Manual Diagnostik dan Statistik Gangguan Mental

Manual Diagnostik dan Statistik Gangguan Mental (dalam bahasa Inggris: Diagnostic and Statistical Manual of Mental Disorders; disingkat DSM) diterbitkan oleh American Psychiatric Association (APA), menawarkan bahasa yang umum dan kriteria standar untuk klasifikasi gangguan mental. Buku ini digunakan, atau diandalkan, oleh dokter, Psikolog klinis, peneliti, lembaga regulasi obat kejiwaan, perusahaan asuransi kesehatan, perusahaan farmasi, sistem hukum, dan pembuat kebijakan bersama-sama dengan alternatif seperti Klasifikasi Statistik Internasional Penyakit dan Masalah Kesehatan Terkait (ICD), diproduksi oleh Organisasi Kesehatan Dunia (WHO). DSM sekarang dalam edisi kelima, DSM-5, yang diterbitkan pada 18 Mei 2013.[1] Ia mengevaluasi pasien di lima sumbu atau dimensi, bukan hanya satu aspek yang luas dari 'gangguan jiwa'. Dimensi ini berhubungan dengan aspek biologis, psikologis, sosial dan aspek lainnya. DSM berevolusi dari sistem mengumpulkan sensus dan statistik rumah sakit jiwa, dan dari manual Angkatan Darat Amerika Serikat. Revisi sejak publikasi pertamanya pada tahun 1952 telah secara bertahap menambahkan jumlah gangguan mental meski juga menghapus yang tidak lagi dianggap sebagai gangguan mental.

Sejarah

Klasifikasi gangguan jiwa telah dimulai oleh Organisasi Kesehatan Dunia sejak periode tahun 1960-an. Hasilnya dibuatlah Klasifikasi Penyakit Internasional. Sistem klasifikasi ini telah mencapai edisi ke-10 pada tahun 2000. Sejalan dengan Organisasi Kesehatan Dunia, Asosiasi Psikiatri Amerika juga menerbitkan Manual Diagnostik dan Statistik Gangguan Mental (Diagnostic and Statistical Manual of Mental Disorders) yang kemudian disingkat DSM. DSM ini merupakan salah satu sistem klasifikasi diagnostik atas gangguan jiwa. Klasifikasi ini menggunakan kriteria diagnostik yang didsarkan kepada diagnosis dan manual statistik gangguan jiwa.
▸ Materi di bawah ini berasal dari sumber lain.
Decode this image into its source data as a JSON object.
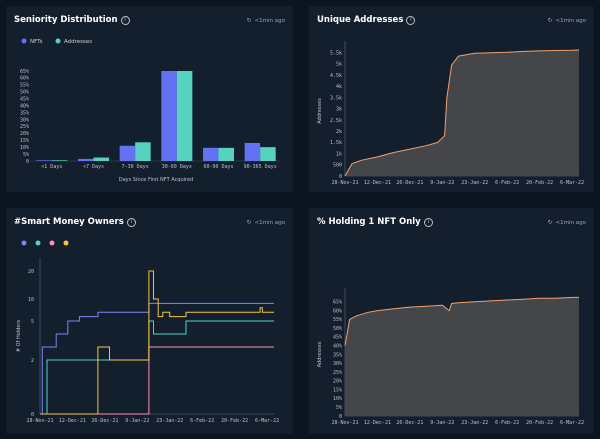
{
  "panels": {
    "seniority": {
      "title": "Seniority Distribution",
      "timestamp": "<1min ago",
      "legend": [
        "NFTs",
        "Addresses"
      ],
      "xlabel": "Days Since First NFT Acquired",
      "colors": {
        "nfts": "#6272f2",
        "addresses": "#55d3be"
      }
    },
    "unique": {
      "title": "Unique Addresses",
      "timestamp": "<1min ago",
      "ylabel": "Addresses"
    },
    "smart": {
      "title": "#Smart Money Owners",
      "timestamp": "<1min ago",
      "ylabel": "# Of Holders"
    },
    "holding": {
      "title": "% Holding 1 NFT Only",
      "timestamp": "<1min ago",
      "ylabel": "Addresses"
    }
  },
  "chart_data": [
    {
      "type": "bar",
      "categories": [
        "<1 Days",
        "<7 Days",
        "7-30 Days",
        "30-60 Days",
        "60-90 Days",
        "90-365 Days"
      ],
      "series": [
        {
          "name": "NFTs",
          "values": [
            0.5,
            1.5,
            11,
            65,
            9.5,
            13
          ]
        },
        {
          "name": "Addresses",
          "values": [
            0.5,
            2.5,
            13.5,
            65,
            9.5,
            10
          ]
        }
      ],
      "yticks": [
        "0",
        "5%",
        "10%",
        "15%",
        "20%",
        "25%",
        "30%",
        "35%",
        "40%",
        "45%",
        "50%",
        "55%",
        "60%",
        "65%"
      ],
      "ylim": [
        0,
        65
      ],
      "legend_position": "top-left"
    },
    {
      "type": "area",
      "x": [
        "28-Nov-21",
        "1-Dec-21",
        "5-Dec-21",
        "12-Dec-21",
        "19-Dec-21",
        "26-Dec-21",
        "2-Jan-22",
        "7-Jan-22",
        "10-Jan-22",
        "11-Jan-22",
        "13-Jan-22",
        "16-Jan-22",
        "23-Jan-22",
        "30-Jan-22",
        "6-Feb-22",
        "13-Feb-22",
        "20-Feb-22",
        "27-Feb-22",
        "6-Mar-22",
        "9-Mar-22"
      ],
      "values": [
        0,
        550,
        700,
        850,
        1050,
        1200,
        1350,
        1500,
        1800,
        3500,
        4950,
        5350,
        5480,
        5500,
        5520,
        5560,
        5580,
        5600,
        5610,
        5620
      ],
      "yticks": [
        "0",
        "500",
        "1k",
        "1.5k",
        "2k",
        "2.5k",
        "3k",
        "3.5k",
        "4k",
        "4.5k",
        "5k",
        "5.5k"
      ],
      "ylim": [
        0,
        5800
      ],
      "xticks": [
        "28-Nov-21",
        "12-Dec-21",
        "26-Dec-21",
        "9-Jan-22",
        "23-Jan-22",
        "6-Feb-22",
        "20-Feb-22",
        "6-Mar-22"
      ],
      "color": "#f4a06a"
    },
    {
      "type": "line",
      "x": [
        "28-Nov-21",
        "29-Nov-21",
        "1-Dec-21",
        "5-Dec-21",
        "10-Dec-21",
        "12-Dec-21",
        "15-Dec-21",
        "19-Dec-21",
        "23-Dec-21",
        "26-Dec-21",
        "28-Dec-21",
        "2-Jan-22",
        "6-Jan-22",
        "9-Jan-22",
        "12-Jan-22",
        "14-Jan-22",
        "16-Jan-22",
        "18-Jan-22",
        "20-Jan-22",
        "23-Jan-22",
        "30-Jan-22",
        "6-Feb-22",
        "13-Feb-22",
        "20-Feb-22",
        "27-Feb-22",
        "3-Mar-22",
        "4-Mar-22",
        "9-Mar-22"
      ],
      "yticks": [
        "0",
        "2",
        "5",
        "10",
        "20"
      ],
      "ylim": [
        0,
        25
      ],
      "xticks": [
        "28-Nov-21",
        "12-Dec-21",
        "26-Dec-21",
        "9-Jan-22",
        "23-Jan-22",
        "6-Feb-22",
        "20-Feb-22",
        "6-Mar-22"
      ],
      "series": [
        {
          "color": "#7a86f5",
          "values": [
            0,
            3,
            3,
            4,
            5,
            5,
            6,
            6,
            7,
            7,
            7,
            7,
            7,
            7,
            7,
            9,
            9,
            9,
            9,
            9,
            9,
            9,
            9,
            9,
            9,
            9,
            9,
            9
          ]
        },
        {
          "color": "#55d3be",
          "values": [
            0,
            0,
            2,
            2,
            2,
            2,
            2,
            2,
            2,
            2,
            2,
            2,
            2,
            2,
            2,
            5,
            4,
            4,
            4,
            4,
            5,
            5,
            5,
            5,
            5,
            5,
            5,
            5
          ]
        },
        {
          "color": "#ff8fb0",
          "values": [
            0,
            0,
            0,
            0,
            0,
            0,
            0,
            0,
            0,
            0,
            0,
            0,
            0,
            0,
            0,
            3,
            3,
            3,
            3,
            3,
            3,
            3,
            3,
            3,
            3,
            3,
            3,
            3
          ]
        },
        {
          "color": "#f5c542",
          "values": [
            0,
            0,
            0,
            0,
            0,
            0,
            0,
            0,
            3,
            3,
            2,
            2,
            2,
            2,
            2,
            20,
            10,
            6,
            7,
            6,
            7,
            7,
            7,
            7,
            7,
            8,
            7,
            7
          ]
        }
      ]
    },
    {
      "type": "area",
      "x": [
        "28-Nov-21",
        "30-Nov-21",
        "3-Dec-21",
        "8-Dec-21",
        "12-Dec-21",
        "19-Dec-21",
        "26-Dec-21",
        "2-Jan-22",
        "9-Jan-22",
        "12-Jan-22",
        "13-Jan-22",
        "16-Jan-22",
        "23-Jan-22",
        "30-Jan-22",
        "6-Feb-22",
        "13-Feb-22",
        "20-Feb-22",
        "27-Feb-22",
        "6-Mar-22",
        "9-Mar-22"
      ],
      "values": [
        40,
        55,
        57,
        59,
        60,
        61,
        62,
        62.5,
        63,
        60,
        64,
        64.5,
        65,
        65.5,
        66,
        66.5,
        67,
        67,
        67.5,
        67.5
      ],
      "yticks": [
        "0",
        "5%",
        "10%",
        "15%",
        "20%",
        "25%",
        "30%",
        "35%",
        "40%",
        "45%",
        "50%",
        "55%",
        "60%",
        "65%"
      ],
      "ylim": [
        0,
        70
      ],
      "xticks": [
        "28-Nov-21",
        "12-Dec-21",
        "26-Dec-21",
        "9-Jan-22",
        "23-Jan-22",
        "6-Feb-22",
        "20-Feb-22",
        "6-Mar-22"
      ],
      "color": "#f4a06a"
    }
  ]
}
Pada tahun 2000, Asosiasi Psikiatri Amerika telah menerbitkan edisi keempat dari manual ini. Nama terbitannya adalah DSM-4-TR.

Sistem kategori

DSM merupakan salah satu jenis sistem klasifikasi yang menerapkan sistem kategori untuk kriteria diagnostik. Jenis sistem kategori yang dipakainya adalah sistem multiaksis. Pada sistem ini, diagnosis hanya dapat dilakukan dengan persyaratan adanya berbagai jenis gejala.[2]

DSM-4 dan DSM-4-TR

DSM-4 diterbitkan oleh Asosiasi Psikiatri Amerika pada tahun 1994.[3] DSM-4-TR memberikan kriteria diagnostik untuk trauma. Kriteria ini menetapkan bahwa trauma hanya dapat dirasakan oleh individu yang mengalami, menyaksikan, atau menghadapi kejadian-kejadian yang berbentuk ancaman yang nyata. Ancaman ini meliputi ancaman kematian, cedera serius, dan ancaman terhadap integritas tubuh. Kriteria trauma pada ancaman kematian meliuputi ancaman kematian saja ataupun kematian yang nyata. Sedangkan kriteria untuk ancaman terhadap integritas tubuh berlaku pada pengalaman pribadi ataupun pengalaman orang lain. Kriteria trauma ini menambahkan bahwa trauma hanya ditetapkan pada ancaman-ancaman tersebut dengan adanya tanggapan berupa rasa ketakutan yang luar biasa, rasa ketidakberdayaan maupun perasaan horor.[4]

DSM-5

Penerbitan DSM-5 dilakukan pada tahun 2013.[5] Kekurangan dari DSM-5 adalah belum membahas mengenai gangguan kecanduan internet yang dialami oleh masyarakat modern. Penyebabnya adalah penelitian-penelitian yang telah dilakukan oleh para ahli masih belum memadai.[6] Sementara itu, gangguan skizoafektif sempat dipertimbangkan untuk dihapus dalam penyusunan DSM-5.[7]

Diagnosis

Diagnosis DSM umum

Kleptomania

DSM secara umum menetapkan kriteria diagnostik untuk kleptomania adalah perilaku mencuri barang yang dilakukan secara berulang karena hilangnya pengendalian diri dari pasien. Pasien biasanya tidak memiliki kebutuhan atas barang yang dicurinya dan tidak berniat pula untuk menjualnya. Kriteria lainnya adalah kondisi ketegangan dari pasien selama melakukan pencurian. Pasien juga mengalami kepuasan setelah berhasil mencuri sesuatu. Kriteria lain yang ditetapkan adalah alasan mencuri yang tidak disebabkan oleh kemarahan, balas dendam. Pencurian juga tidak dilakukan sebagai akibat dari adanya halusinasi atau delusi.[8]

Diagnosis DSM-3

DSM-3 merupakan DSM yang pertama kali membahas mengenai transseksualisme. Gangguan ini pertama kali dimasukkan ke dalam kategori dianostik pada tahun 1980 bersamaan dengan penerbitan DSM-3.[9] Pengenalan mengenai kekikukan juga dilakukan di dalam hasil revisi dari DSM-3. Asosiasi Psikiatri Amerika memperkenalkan istilah "kekikukan" pada tahun 1987.[10]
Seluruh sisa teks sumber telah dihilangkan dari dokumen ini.